Mais dans l’usine du Père Noël, il y a aussi des assistantes qui lisent toutes les lettres que tous les enfants du monde expédient au Père Noël et qui élaborent la réponse adéquate, en suivant les directives du Père Noël, avant de la faire signer par le Père Noël et de l’expédier à son destinataire (c’est pour cela, les enfants, qu’il faut parfois vous montrez très patients si vous écrivez au Père Noël, car, même toute son équipe de lutins assistants ne suffit pas à répondre tout de suite à toutes les lettres qu’il reçoit).
Il y a aussi des lutins commerciaux qui se chargent d’expédier les catalogues des jouets fabriqués aux grands magasins, aux grandes surfaces, aux magasins de jouets, et, pour les plus chanceux, à certaines entreprises où peuvent travailler votre papa ou votre maman – c’est pour cela que certains d’entre vous, vous compulser les catalogues de jouets pour Noël à partir du mois de Mars.
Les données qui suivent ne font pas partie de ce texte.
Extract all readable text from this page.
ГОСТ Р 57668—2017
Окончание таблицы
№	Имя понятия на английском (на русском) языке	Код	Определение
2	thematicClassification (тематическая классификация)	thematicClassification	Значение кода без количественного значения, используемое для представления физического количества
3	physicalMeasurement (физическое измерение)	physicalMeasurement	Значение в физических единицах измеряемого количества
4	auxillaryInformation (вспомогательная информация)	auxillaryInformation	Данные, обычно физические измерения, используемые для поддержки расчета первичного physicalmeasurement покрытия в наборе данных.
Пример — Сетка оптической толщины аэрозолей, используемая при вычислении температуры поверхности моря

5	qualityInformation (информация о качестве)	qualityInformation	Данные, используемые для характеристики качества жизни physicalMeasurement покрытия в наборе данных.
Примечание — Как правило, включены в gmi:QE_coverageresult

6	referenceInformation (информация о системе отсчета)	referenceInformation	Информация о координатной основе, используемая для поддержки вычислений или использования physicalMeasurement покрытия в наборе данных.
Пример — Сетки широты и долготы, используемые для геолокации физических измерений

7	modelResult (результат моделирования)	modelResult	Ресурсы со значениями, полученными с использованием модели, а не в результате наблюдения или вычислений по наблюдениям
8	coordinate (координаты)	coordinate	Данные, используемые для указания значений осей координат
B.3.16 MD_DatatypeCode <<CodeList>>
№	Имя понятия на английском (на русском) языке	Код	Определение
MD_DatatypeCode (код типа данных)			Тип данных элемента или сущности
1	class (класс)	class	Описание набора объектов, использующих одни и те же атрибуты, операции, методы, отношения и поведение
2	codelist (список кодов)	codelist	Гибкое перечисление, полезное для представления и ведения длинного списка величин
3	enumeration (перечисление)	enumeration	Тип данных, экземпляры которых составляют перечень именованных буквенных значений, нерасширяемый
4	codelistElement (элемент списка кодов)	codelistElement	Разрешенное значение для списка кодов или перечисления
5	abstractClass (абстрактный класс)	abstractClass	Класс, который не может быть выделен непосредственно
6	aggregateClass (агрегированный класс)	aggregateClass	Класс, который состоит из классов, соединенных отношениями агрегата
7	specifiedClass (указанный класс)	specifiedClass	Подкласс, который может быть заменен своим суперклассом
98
Ces lutins commerciaux, à une date prédéterminée, visitent ceux à qui ils ont donné un catalogue et notent, pour le Père Noël, ce que les enfants ont choisi comme cadeaux. Cette mesure très efficace permet au Père Noël de planifier la fabrication des jouets et, ainsi, n’être jamais en rupture de stock ! Vous imaginez votre tristesse, les enfants, si le Père Noël ne vous donnait pas le jouet que vous aviez commandé parce qu’il est en « rupture de stock » (c'est-à-dire qu’il n’y a plus ce jouet dans les entrepôts) ? Quelle déception !!!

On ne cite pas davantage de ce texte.